Suyumuz da yokdu. Alâ’ bin Hadremîye “radıyallahü anh” söyledik. İki rek’at nemâz kıldı ve düâ etdi. Hemen başımızın üzerinde kalkan büyüklüğünde bir bulut ortaya çıkdı. O bulutdan o kadar yağmur yağdı ki, herkes suya kandı ve kablarını doldurdu. Üçüncüsü ise, Alâ’ bin Hadremî “radıyallahü anh” vefât edince, nemâzını kılıp defn etdik. Kabrinin üzerine kerpiçler koymuşduk. Sonra kefeninin bağlarını çözmeyi unutduğumuz aklıma geldi. Çözmek için kerpiçleri kaldırıp kabrini açdık. Onu kabrin içinde bulamadık.
Nakl edilir ki, Basrada bir kimsenin kulağına ufak bir çakıltaşı girmişdi. Gündüz râhatsız olur, gece de uyuyamazdı. Eshâb-ı kirâmdan “aleyhimürrıdvân” birine bunun çâresini sordular. O da Alâ’ bin Hadremînin “radıyallahü anh” düâsını okumalarını tavsiyye etdi. O bu düâyı deryâda ve çöllerde okurdu, dedi. Soran kimse, Allahü teâlâ sana rahmet versin, o düâ nedir, dedi. O düâ şöyledir buyurdu: “Yâ Âlî, yâ Azîm, yâ Halîm, yâ Alîm.” O kimse bu düâyı okuyunca kulağındaki taş parçası fırlayıp, ses çıkararak karşı dıvâra çarpdı.
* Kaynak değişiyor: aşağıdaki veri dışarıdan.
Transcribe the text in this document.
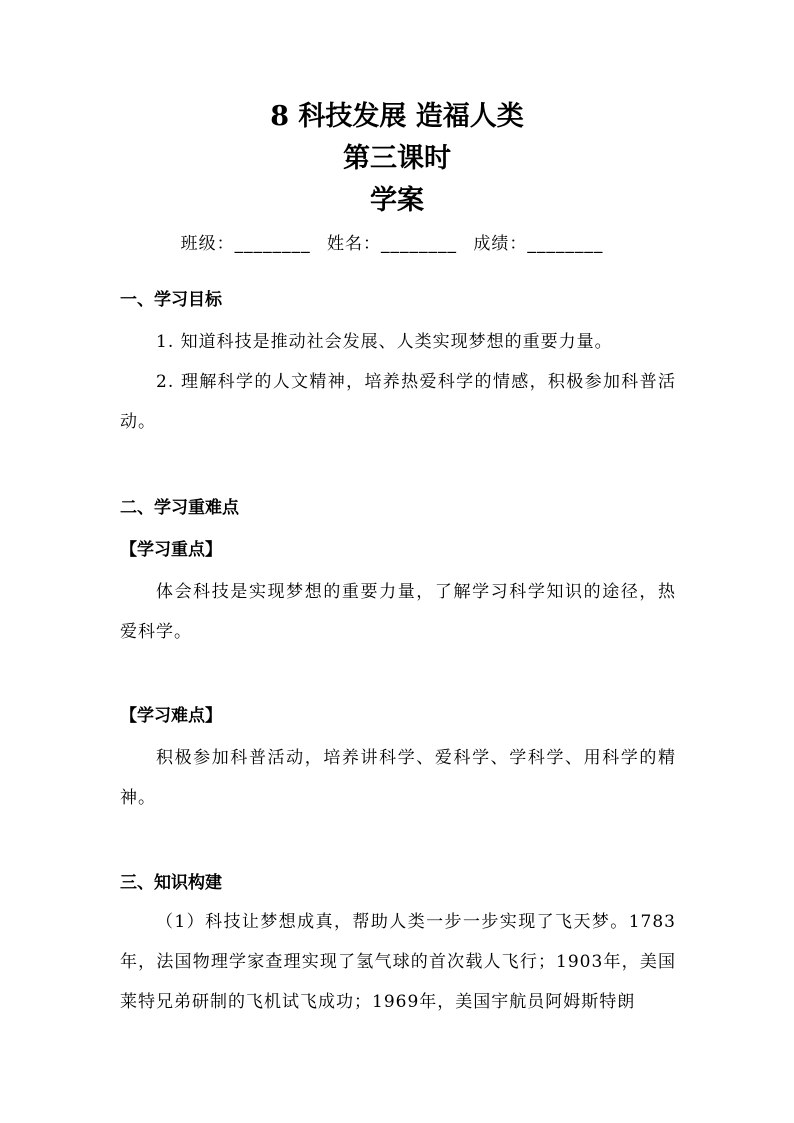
8 科技发展 造福人类
第三课时
学案
班级：________ 姓名：________ 成绩：________
一、学习目标
1. 知道科技是推动社会发展、人类实现梦想的重要力量。
2. 理解科学的人文精神，培养热爱科学的情感，积极参加科普活动。
二、学习重难点
【学习重点】
体会科技是实现梦想的重要力量，了解学习科学知识的途径，热爱科学。
【学习难点】
积极参加科普活动，培养讲科学、爱科学、学科学、用科学的精神。
三、知识构建
（1）科技让梦想成真，帮助人类一步一步实现了飞天梦。1783年，法国物理学家查理实现了氢气球的首次载人飞行；1903年，美国莱特兄弟研制的飞机试飞成功；1969年，美国宇航员阿姆斯特朗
EBÛ EMÂME BÂHİLÎ “radıyallahü teâlâ anh”
Resûlullahın “sallallahü aleyhi ve sellem” Şâmda vefât eden son eshâbıdır. [(Eshâb-ı Kirâm) kitâbının 252.ci sahîfesine bakınız!] Kendisinden şöyle nakl edilmişdir: Resûlullah “sallallahü aleyhi ve sellem” beni, bir kavmi islâma da’vet etmek için gönderdi. O kavm da’vetimi kabûl etmedi. Susamışdım. Onlardan su istedim. Vermediler ve susuzlukdan ölünceye kadar sana su vermeyeceğiz, dediler. Bir abam vardı. Onu başıma çekip, güneşin sıcağında yatıp uyudum. Rü’yâmda bir kimse elinde sırça bir kadehle içecek getirdi. Kimse öyle güzel bir kadeh görmemişdir ve öyle güzel bir içecek içmemişdir. Onu bana verdi, alıp içdim. Bitince uyandım. Vallahi o şerbeti içdikden sonra, bir dahâ hiç acıkmadım ve susamadım.
Câriyesinden şöyle nakl edilmişdir: Ebû Emâme “radıyallahü anh” sadaka vermeği çok severdi. Eline geçen altın, gümüş ve yiyecekleri sadaka vermek için toplar, bir fakîr geldiğinde ona verirdi. Bir gün bir fakîr geldi. Evde üç dinâr vardı.